Gale lets out the breath he'd been holding.

"Madge-"

"Gale? Why are you calling so late? Is everything okay?"

"I'm fine," he tells her quickly, calms her frantic tone. "I just-I need to tell you something, and I don't want you to get mad okay?"

The line gets quiet and Gale wonders if the stupid thing has cut out, but the. Madge sighs.

"Don't scare me like that. I think you shaved ten years off my life."

Gale rests his elbows on the counter and imagines her in her nightgown, flush with worry and taking deep breathes to calm herself. He smiles at the thought.

"Why are you calling me in the middle of the night, Gale?" She asks once her fit is over.

"I need you to be at the airport in the morning to pick me up," he tells her evenly.

He almost hears her smile through the phone.

"You're coming home?" Her voice rises in excitement. "Gale! Why did you wait 'til now to tell me? I could've told your mother an-"

"I want to see you first," he cuts her off. "I was going to get in earlier and surprise you, but my flight got delayed and now I just want to see you."

He needs to hold her and kiss her and not just imagine the scent of her shampoo like he's done most of the last half year.

"How long?" She asks, just like always. His time home has been limited.

Not anymore though.

"This is where I need you to not get mad," he starts. When she doesn't say anything he continues. "I quit."

Gale Hawthorne is officially unemployed.

"You..quit?"

She doesn't sound angry, simply confused. Gale had fought tooth and nail for his job and to just quit is probably confusing to her.

"Look, I just can't take this travel crap and being away from you and my family and-"

"Gale, I'm so happy!" Something thuds and she starts cussing, she must've dropped the phone. When she apparently tumbles off the bed and retrieves it she's laughing.

"I wanted you to quit ages ago.

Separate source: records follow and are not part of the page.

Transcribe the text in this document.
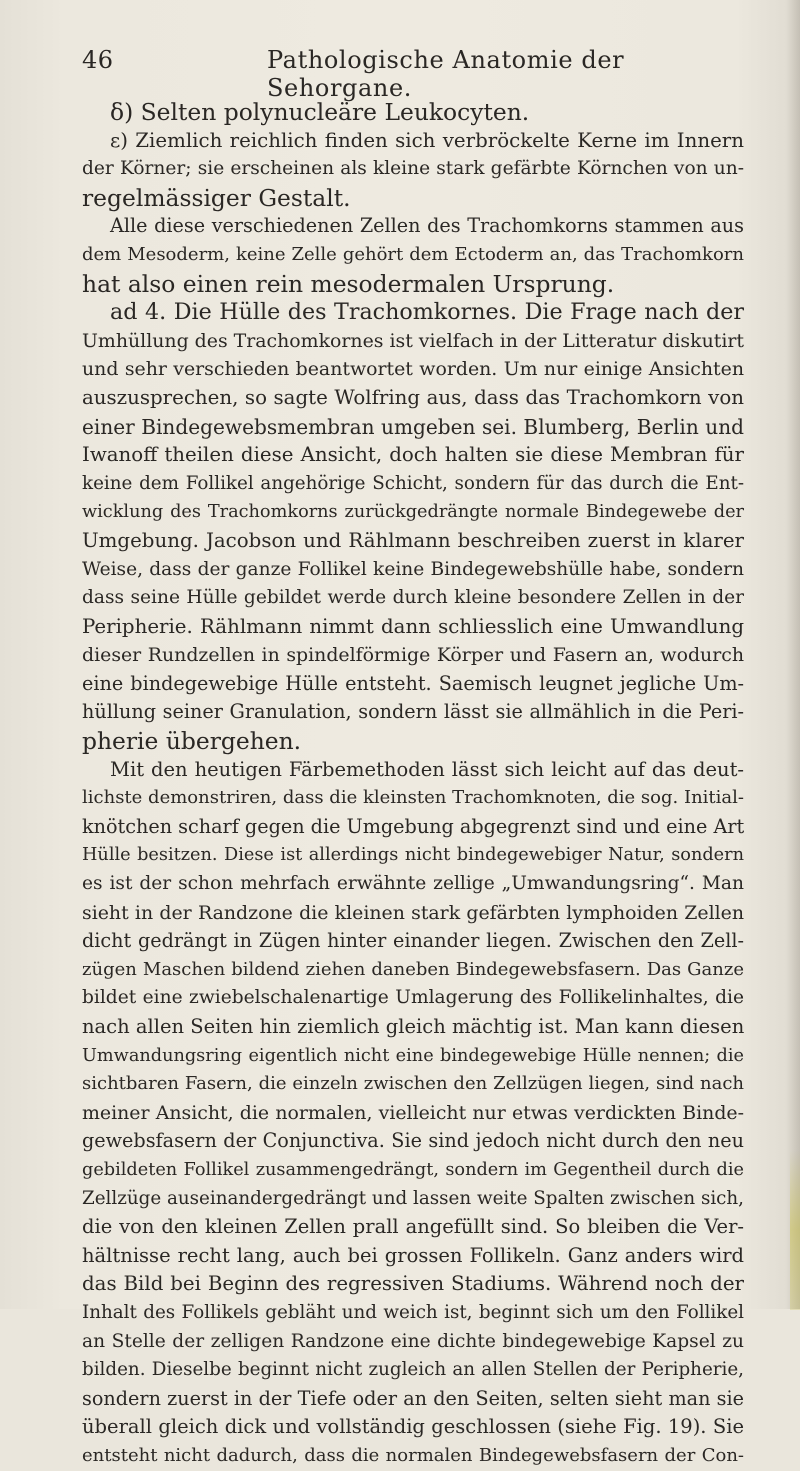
46	Pathologische Anatomie der Sehorgane.
δ) Selten polynucleäre Leukocyten.
ε) Ziemlich reichlich finden sich verbröckelte Kerne im Innern
der Körner; sie erscheinen als kleine stark gefärbte Körnchen von un-
regelmässiger Gestalt.
Alle diese verschiedenen Zellen des Trachomkorns stammen aus
dem Mesoderm, keine Zelle gehört dem Ectoderm an, das Trachomkorn
hat also einen rein mesodermalen Ursprung.
ad 4. Die Hülle des Trachomkornes. Die Frage nach der
Umhüllung des Trachomkornes ist vielfach in der Litteratur diskutirt
und sehr verschieden beantwortet worden. Um nur einige Ansichten
auszusprechen, so sagte Wolfring aus, dass das Trachomkorn von
einer Bindegewebsmembran umgeben sei. Blumberg, Berlin und
Iwanoff theilen diese Ansicht, doch halten sie diese Membran für
keine dem Follikel angehörige Schicht, sondern für das durch die Ent-
wicklung des Trachomkorns zurückgedrängte normale Bindegewebe der
Umgebung. Jacobson und Rählmann beschreiben zuerst in klarer
Weise, dass der ganze Follikel keine Bindegewebshülle habe, sondern
dass seine Hülle gebildet werde durch kleine besondere Zellen in der
Peripherie. Rählmann nimmt dann schliesslich eine Umwandlung
dieser Rundzellen in spindelförmige Körper und Fasern an, wodurch
eine bindegewebige Hülle entsteht. Saemisch leugnet jegliche Um-
hüllung seiner Granulation, sondern lässt sie allmählich in die Peri-
pherie übergehen.
Mit den heutigen Färbemethoden lässt sich leicht auf das deut-
lichste demonstriren, dass die kleinsten Trachomknoten, die sog. Initial-
knötchen scharf gegen die Umgebung abgegrenzt sind und eine Art
Hülle besitzen. Diese ist allerdings nicht bindegewebiger Natur, sondern
es ist der schon mehrfach erwähnte zellige „Umwandungsring“. Man
sieht in der Randzone die kleinen stark gefärbten lymphoiden Zellen
dicht gedrängt in Zügen hinter einander liegen. Zwischen den Zell-
zügen Maschen bildend ziehen daneben Bindegewebsfasern. Das Ganze
bildet eine zwiebelschalenartige Umlagerung des Follikelinhaltes, die
nach allen Seiten hin ziemlich gleich mächtig ist. Man kann diesen
Umwandungsring eigentlich nicht eine bindegewebige Hülle nennen; die
sichtbaren Fasern, die einzeln zwischen den Zellzügen liegen, sind nach
meiner Ansicht, die normalen, vielleicht nur etwas verdickten Binde-
gewebsfasern der Conjunctiva. Sie sind jedoch nicht durch den neu
gebildeten Follikel zusammengedrängt, sondern im Gegentheil durch die
Zellzüge auseinandergedrängt und lassen weite Spalten zwischen sich,
die von den kleinen Zellen prall angefüllt sind. So bleiben die Ver-
hältnisse recht lang, auch bei grossen Follikeln. Ganz anders wird
das Bild bei Beginn des regressiven Stadiums. Während noch der
Inhalt des Follikels gebläht und weich ist, beginnt sich um den Follikel
an Stelle der zelligen Randzone eine dichte bindegewebige Kapsel zu
bilden. Dieselbe beginnt nicht zugleich an allen Stellen der Peripherie,
sondern zuerst in der Tiefe oder an den Seiten, selten sieht man sie
überall gleich dick und vollständig geschlossen (siehe Fig. 19). Sie
entsteht nicht dadurch, dass die normalen Bindegewebsfasern der Con-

I miss you so much when you're away, but I knew how had you worked to get that position-I'm crying I'm so happy!"

"Thing'll be tight for a while, but I think-"

"Gale, I don't care. As long as you're home, I don't care if we eat ramen noodles for the next year," she tells him. He can hear the tears in her voice now.

"Well, I don't think it'll come to that," he snickers. "I'm sure I can find a new job. One closer to home this time."

Gale smiles as she spurts off 'I love you' a dozen times.

He can't wait to get out of this little airport and, if at all possible, never step foot on a plane again once he's back home, wrapped in Madge's arms. There'll be no more 'goodbyes' for them, even if the 'hellos' are kind of worth it.